Begegnen sich gegenseitig bekannte Menschen, so erkennen sie sich anhand bestimmter Merkmale, wie Körpergrösse, Gesicht, Sprache, Gangart usw. Grundsätzlich können Sensoren diese – und auch noch weitere Besonderheiten – ebenfalls erfassen. Dies ist das Umfeld der Biometrie, was aus dem Griechischen mit «Lebens-Messung» übersetzt werden kann. Die Signale der Sensoren werden mit vorher aufgenommenen Referenzdaten computergestützt verglichen und die Person kann so mit grosser Sicherheit erkannt oder ausgeschlossen werden. Die wichtigsten Verfahren erfassen das Gesicht, das Fingerbild und die Iris. Aber auch die Unterschrift ist eine wichtige Kenngrösse.

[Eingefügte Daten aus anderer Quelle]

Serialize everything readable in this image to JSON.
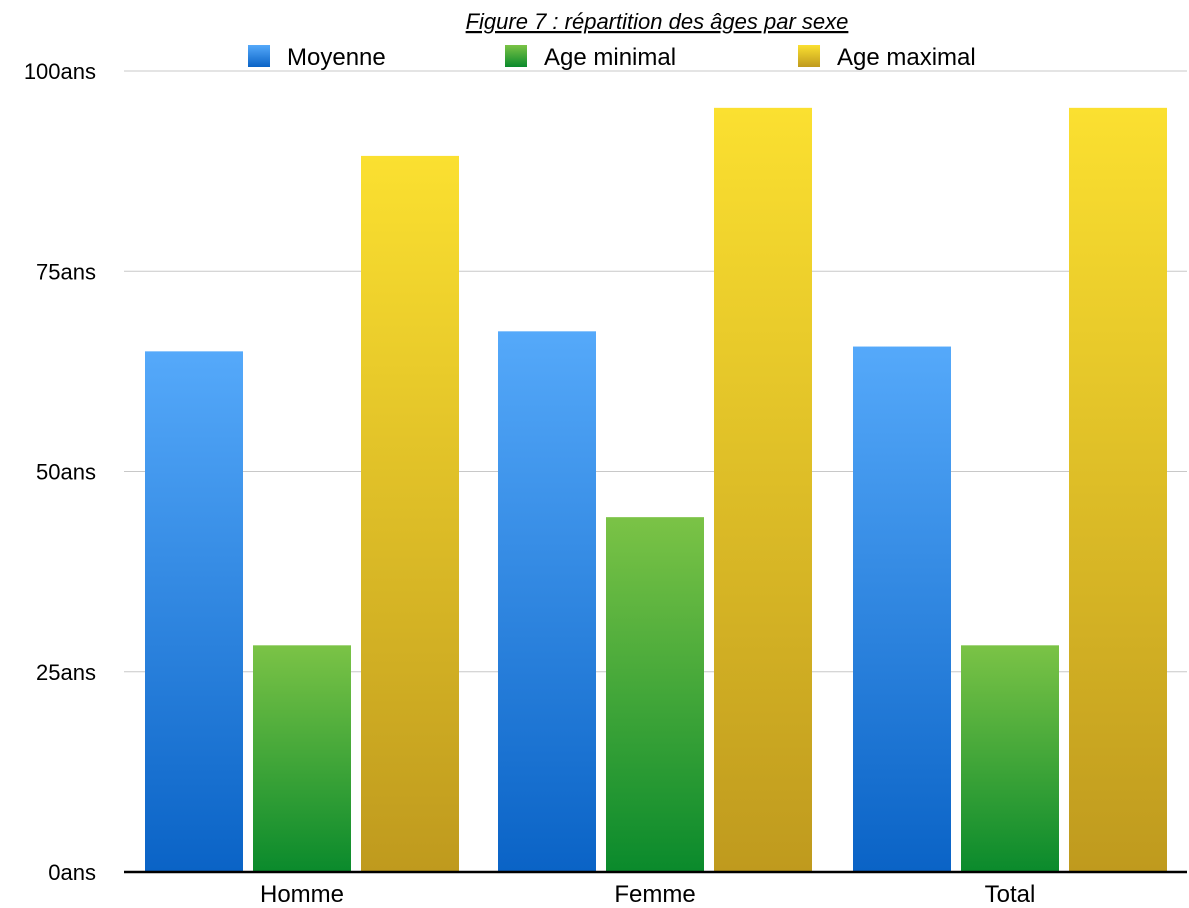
{
  "chart_data": {
    "type": "bar",
    "title": "Figure 7 : répartition des âges par sexe",
    "xlabel": "",
    "ylabel": "",
    "categories": [
      "Homme",
      "Femme",
      "Total"
    ],
    "series": [
      {
        "name": "Moyenne",
        "values": [
          65,
          67.5,
          65.6
        ],
        "color": "#3a8ee6"
      },
      {
        "name": "Age minimal",
        "values": [
          28.3,
          44.3,
          28.3
        ],
        "color": "#3aa83a"
      },
      {
        "name": "Age maximal",
        "values": [
          89.4,
          95.4,
          95.4
        ],
        "color": "#e3c32a"
      }
    ],
    "ylim": [
      0,
      100
    ],
    "yticks": [
      0,
      25,
      50,
      75,
      100
    ],
    "ytick_labels": [
      "0ans",
      "25ans",
      "50ans",
      "75ans",
      "100ans"
    ],
    "grid": true,
    "legend_position": "top"
  }
}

In der Medizin und der Kriminalistik wird häufig auf die DNA-Analyse zurückgegriffen, deren Merkmale eindeutig personenbezogen sind.

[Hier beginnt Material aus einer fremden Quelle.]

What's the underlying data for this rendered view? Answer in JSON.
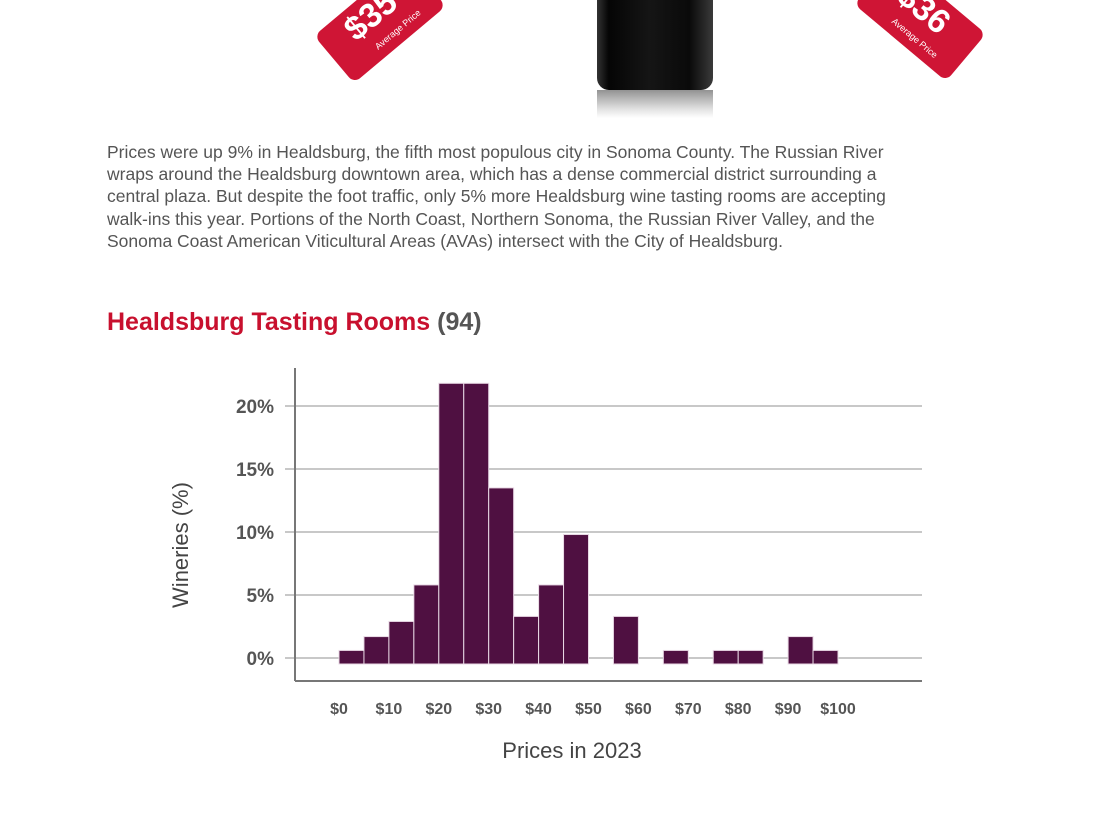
{
  "price_tags": [
    {
      "price": "$35",
      "label": "Average Price"
    },
    {
      "price": "$36",
      "label": "Average Price"
    }
  ],
  "paragraph": "Prices were up 9% in Healdsburg, the fifth most populous city in Sonoma County. The Russian River wraps around the Healdsburg downtown area, which has a dense commercial district surrounding a central plaza. But despite the foot traffic, only 5% more Healdsburg wine tasting rooms are accepting walk-ins this year. Portions of the North Coast, Northern Sonoma, the Russian River Valley, and the Sonoma Coast American Viticultural Areas (AVAs) intersect with the City of Healdsburg.",
  "section": {
    "title": "Healdsburg Tasting Rooms",
    "count": "(94)"
  },
  "colors": {
    "accent": "#c8102e",
    "bar": "#4f1041",
    "tag": "#cf1535"
  },
  "chart_data": {
    "type": "bar",
    "xlabel": "Prices in 2023",
    "ylabel": "Wineries (%)",
    "bin_width": 5,
    "bin_starts": [
      0,
      5,
      10,
      15,
      20,
      25,
      30,
      35,
      40,
      45,
      55,
      65,
      75,
      80,
      90,
      95
    ],
    "values": [
      0.6,
      1.7,
      2.9,
      5.8,
      21.8,
      21.8,
      13.5,
      3.3,
      5.8,
      9.8,
      3.3,
      0.6,
      0.6,
      0.6,
      1.7,
      0.6
    ],
    "xlim": [
      0,
      115
    ],
    "ylim": [
      0,
      22
    ],
    "x_ticks": [
      0,
      10,
      20,
      30,
      40,
      50,
      60,
      70,
      80,
      90,
      100
    ],
    "x_tick_labels": [
      "$0",
      "$10",
      "$20",
      "$30",
      "$40",
      "$50",
      "$60",
      "$70",
      "$80",
      "$90",
      "$100"
    ],
    "y_ticks": [
      0,
      5,
      10,
      15,
      20
    ],
    "y_tick_labels": [
      "0%",
      "5%",
      "10%",
      "15%",
      "20%"
    ],
    "grid": "horizontal"
  }
}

Hingegen sind Unternehmen oder Wohnhäuser mit biometrischer Absicherung noch in der Minderheit. Doch schon in wenigen Jahren wird der Einsatz von Biometrie in unserem täglichen Leben selbstverständlich sein und der dicke und unsichere Schlüsselbund der Vergangenheit angehören. In der November-Ausgabe der Elektrotechnik hat es gleich zwei Artikel zu diesem Thema.
Weiterführende Informationen
- «Bitte den Finger zeigen!», von Hans R. Ris, Elektrotechnik Ausgabe 11/2009, Seite 19–23 (als PDF)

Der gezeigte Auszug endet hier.